CHICAGO - A walk near Devon Bank's headquarters on Chicago's North Side is like taking a trip around the world.
There's an Indian grocery, a Russian deli, a Korean restaurant, and a kosher Dunkin' Donuts.
Richard A. Loundy, Devon's chairman and chief executive, is wowed by what he sees.
"I'm fascinated by it," said the bespectacled Mr. Loundy, who has pulled his red Jaguar to the curb to take in the scene. "I get a real charge out of meeting people."
Although dozens of nationalities are represented here, the North Side is Mr. Loundy's turf. He thrives on financing businesses run by people who are far different from himself. And despite language and cultural barriers, Mr. Loundy has led the $235 million-asset bank to two consecutive "outstanding" ratings for compliance with the Community Reinvestment Act.
"We need more banks like this, especially in Chicago," said Kenneth Thomas, a Miami-based CRA expert, who noted that the Windy City market has the nation's second-worst CRA performance record, behind Los Angeles.

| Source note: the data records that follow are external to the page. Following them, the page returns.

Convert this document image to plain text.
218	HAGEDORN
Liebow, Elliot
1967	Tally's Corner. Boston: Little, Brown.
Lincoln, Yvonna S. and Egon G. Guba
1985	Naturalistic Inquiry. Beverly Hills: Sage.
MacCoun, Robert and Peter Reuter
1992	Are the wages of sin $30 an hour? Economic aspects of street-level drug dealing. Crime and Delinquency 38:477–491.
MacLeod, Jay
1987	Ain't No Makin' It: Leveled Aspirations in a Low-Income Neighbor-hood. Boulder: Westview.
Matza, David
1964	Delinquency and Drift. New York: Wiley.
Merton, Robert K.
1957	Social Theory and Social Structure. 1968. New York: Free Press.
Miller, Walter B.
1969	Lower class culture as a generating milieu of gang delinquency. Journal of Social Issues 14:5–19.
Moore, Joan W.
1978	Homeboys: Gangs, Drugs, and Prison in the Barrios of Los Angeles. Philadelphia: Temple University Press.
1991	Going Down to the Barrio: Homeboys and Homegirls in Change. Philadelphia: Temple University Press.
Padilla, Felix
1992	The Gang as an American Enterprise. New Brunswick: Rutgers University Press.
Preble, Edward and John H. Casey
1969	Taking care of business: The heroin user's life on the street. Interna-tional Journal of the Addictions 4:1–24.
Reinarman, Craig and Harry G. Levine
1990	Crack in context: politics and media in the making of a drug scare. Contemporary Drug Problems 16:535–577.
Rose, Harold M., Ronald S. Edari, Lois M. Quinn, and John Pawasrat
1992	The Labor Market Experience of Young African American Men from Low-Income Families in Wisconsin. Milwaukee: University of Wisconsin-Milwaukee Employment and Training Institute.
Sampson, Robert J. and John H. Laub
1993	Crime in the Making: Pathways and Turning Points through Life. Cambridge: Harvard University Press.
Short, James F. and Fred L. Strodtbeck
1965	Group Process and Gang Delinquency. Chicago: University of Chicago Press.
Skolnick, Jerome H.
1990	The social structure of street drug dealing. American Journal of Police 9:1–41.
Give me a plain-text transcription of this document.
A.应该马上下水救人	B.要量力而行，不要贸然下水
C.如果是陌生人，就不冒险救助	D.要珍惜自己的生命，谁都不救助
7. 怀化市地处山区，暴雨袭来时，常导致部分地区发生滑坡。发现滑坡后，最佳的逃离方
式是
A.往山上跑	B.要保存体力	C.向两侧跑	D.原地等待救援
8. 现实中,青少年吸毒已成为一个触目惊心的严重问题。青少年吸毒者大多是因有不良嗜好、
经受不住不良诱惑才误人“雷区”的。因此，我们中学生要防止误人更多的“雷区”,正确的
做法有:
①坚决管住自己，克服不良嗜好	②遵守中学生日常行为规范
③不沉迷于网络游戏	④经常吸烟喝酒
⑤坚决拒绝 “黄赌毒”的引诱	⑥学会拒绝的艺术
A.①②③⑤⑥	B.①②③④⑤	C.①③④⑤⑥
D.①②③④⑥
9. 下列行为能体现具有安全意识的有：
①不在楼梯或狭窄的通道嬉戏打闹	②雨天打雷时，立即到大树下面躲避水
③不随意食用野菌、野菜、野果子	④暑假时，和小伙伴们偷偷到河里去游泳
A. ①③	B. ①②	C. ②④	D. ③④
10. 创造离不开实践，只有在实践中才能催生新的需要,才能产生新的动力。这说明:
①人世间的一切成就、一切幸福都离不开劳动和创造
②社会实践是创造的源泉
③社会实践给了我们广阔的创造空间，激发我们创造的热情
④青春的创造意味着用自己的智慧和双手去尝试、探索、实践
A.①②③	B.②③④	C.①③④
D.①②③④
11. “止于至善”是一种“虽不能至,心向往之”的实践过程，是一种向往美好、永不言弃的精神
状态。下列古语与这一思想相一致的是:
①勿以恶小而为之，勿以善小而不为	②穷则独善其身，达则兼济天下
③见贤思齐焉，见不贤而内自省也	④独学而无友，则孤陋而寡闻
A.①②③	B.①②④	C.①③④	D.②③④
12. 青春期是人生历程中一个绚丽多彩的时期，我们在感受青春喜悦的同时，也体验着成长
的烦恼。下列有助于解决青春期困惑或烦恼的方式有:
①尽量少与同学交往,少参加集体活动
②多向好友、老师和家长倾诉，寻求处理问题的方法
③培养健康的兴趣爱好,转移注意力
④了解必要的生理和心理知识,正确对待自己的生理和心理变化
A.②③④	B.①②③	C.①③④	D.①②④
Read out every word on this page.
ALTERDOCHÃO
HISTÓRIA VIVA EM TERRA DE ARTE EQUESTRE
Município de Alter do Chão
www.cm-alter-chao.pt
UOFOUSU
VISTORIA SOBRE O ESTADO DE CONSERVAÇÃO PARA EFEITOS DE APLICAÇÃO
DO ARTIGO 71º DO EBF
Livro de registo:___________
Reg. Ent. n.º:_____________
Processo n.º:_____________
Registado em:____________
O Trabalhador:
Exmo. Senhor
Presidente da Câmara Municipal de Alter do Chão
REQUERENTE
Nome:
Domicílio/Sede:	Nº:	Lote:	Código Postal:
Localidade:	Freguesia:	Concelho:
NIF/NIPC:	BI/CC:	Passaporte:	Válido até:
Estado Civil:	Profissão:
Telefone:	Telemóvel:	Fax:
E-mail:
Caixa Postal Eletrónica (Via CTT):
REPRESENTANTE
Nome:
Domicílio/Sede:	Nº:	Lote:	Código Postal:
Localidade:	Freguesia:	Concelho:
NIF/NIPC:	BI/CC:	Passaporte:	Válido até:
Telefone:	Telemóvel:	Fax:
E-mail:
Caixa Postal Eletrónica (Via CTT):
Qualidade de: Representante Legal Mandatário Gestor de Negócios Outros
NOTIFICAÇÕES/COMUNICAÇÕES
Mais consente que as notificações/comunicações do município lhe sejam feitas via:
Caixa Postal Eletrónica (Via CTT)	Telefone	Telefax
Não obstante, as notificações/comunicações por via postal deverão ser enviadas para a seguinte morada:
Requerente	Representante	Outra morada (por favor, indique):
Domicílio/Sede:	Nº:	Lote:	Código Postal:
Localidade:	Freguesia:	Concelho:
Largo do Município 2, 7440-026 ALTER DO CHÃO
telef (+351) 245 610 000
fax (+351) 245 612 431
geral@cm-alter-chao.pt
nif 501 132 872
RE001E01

Many urban banks have seen their markets change, but Devon Bank's is notable for its diversity.
"You've got whole groups of people on the move." Mr. Loundy said. "The thing that's unique is the many ethnic groups that are coming into one community."
When the bank opened its doors 50 years ago - six years before the Loundy family acquired it - the area was heavily German and Jewish. Since people from India began opening businesses in the neighborhood about 15 years ago, it has developed into the nation's largest Indian shopping area, Mr. Loundy said.
Other ethnic groups gaining numbers in recent years include Koreans, Assyrians, and Russians. Another part of the market has become more African-American and Hispanic. And many Orthodox Jews remain in the area.
The diversity brings opportunity to Devon and other banks in the area, but also presents challenges.
You have to be prepared to lend to people who have somewhat different ideas about how loans work, regarding loan agreements, Mr. Loundy said.
For instance, he said, a complication arose when members of an Indian group sought a loan for a community project. It was hard to get individuals to sign for the loan, Mr. Loundy said, since the group felt it would be made to the community as a whole.
Mr. Loundy said he had also learned that it's bad form to show a Korean the sole of your foot.
Marketing to such a diverse audience means advertising in foreign language and ethnic publications, such as Korean and Indian newspapers, in addition to the neighborhood paper. For many years, Devon Bank has produced calendars listing the holidays of the groups it serves. To date there are more than 160 on Devon's calendar.
And today, bank employees speak more than 30 languages, from Russian to Hindi.
But Devon has run into some problems. The bank has been hurt by souring business and real estate loans in recent years. Nonperforming loans were a steep 5.44% of gross loans last year, according to Sheshunoff Information Services.
The classified assets prompted examiners to have the bank beef up loan loss reserves, which reduced return on assets to 0.45% last year. Earnings also have been hurt by expenses related to the 1992 acquisitions of a failed thrift in Glenview and a failed bank in Deerfield, which became the bank's first branches.
Mr. Loundy hopes to have it back above 1% by the end of 1996.
He said the bank's problems have had "little or nothing to do" with its ethnic customers.
Irving Loundy, the bank's first vice president and Richard's cousin, said newer immigrants in particular want to keep their records clean.
"Many started on a shoestring and are very successful," he said. "They have a lot of pride. It's important to keep a good record."
Mr. Loundy said he hopes to open additional offices in the city or suburbs.
Mr. Loundy, who just marked his 25th anniversary at Devon and whose son came aboard two years ago, said he intends to keep the bank independent.
In fact, the family name itself has officially become a part of the area. The street by Devon has been renamed for Mason A. Loundy, Richard's late father, who spent 42 years at the bank.
He's in good, albeit diverse, company: Among others whose names adorn street signs in the area are Golda Meir and Gandhi.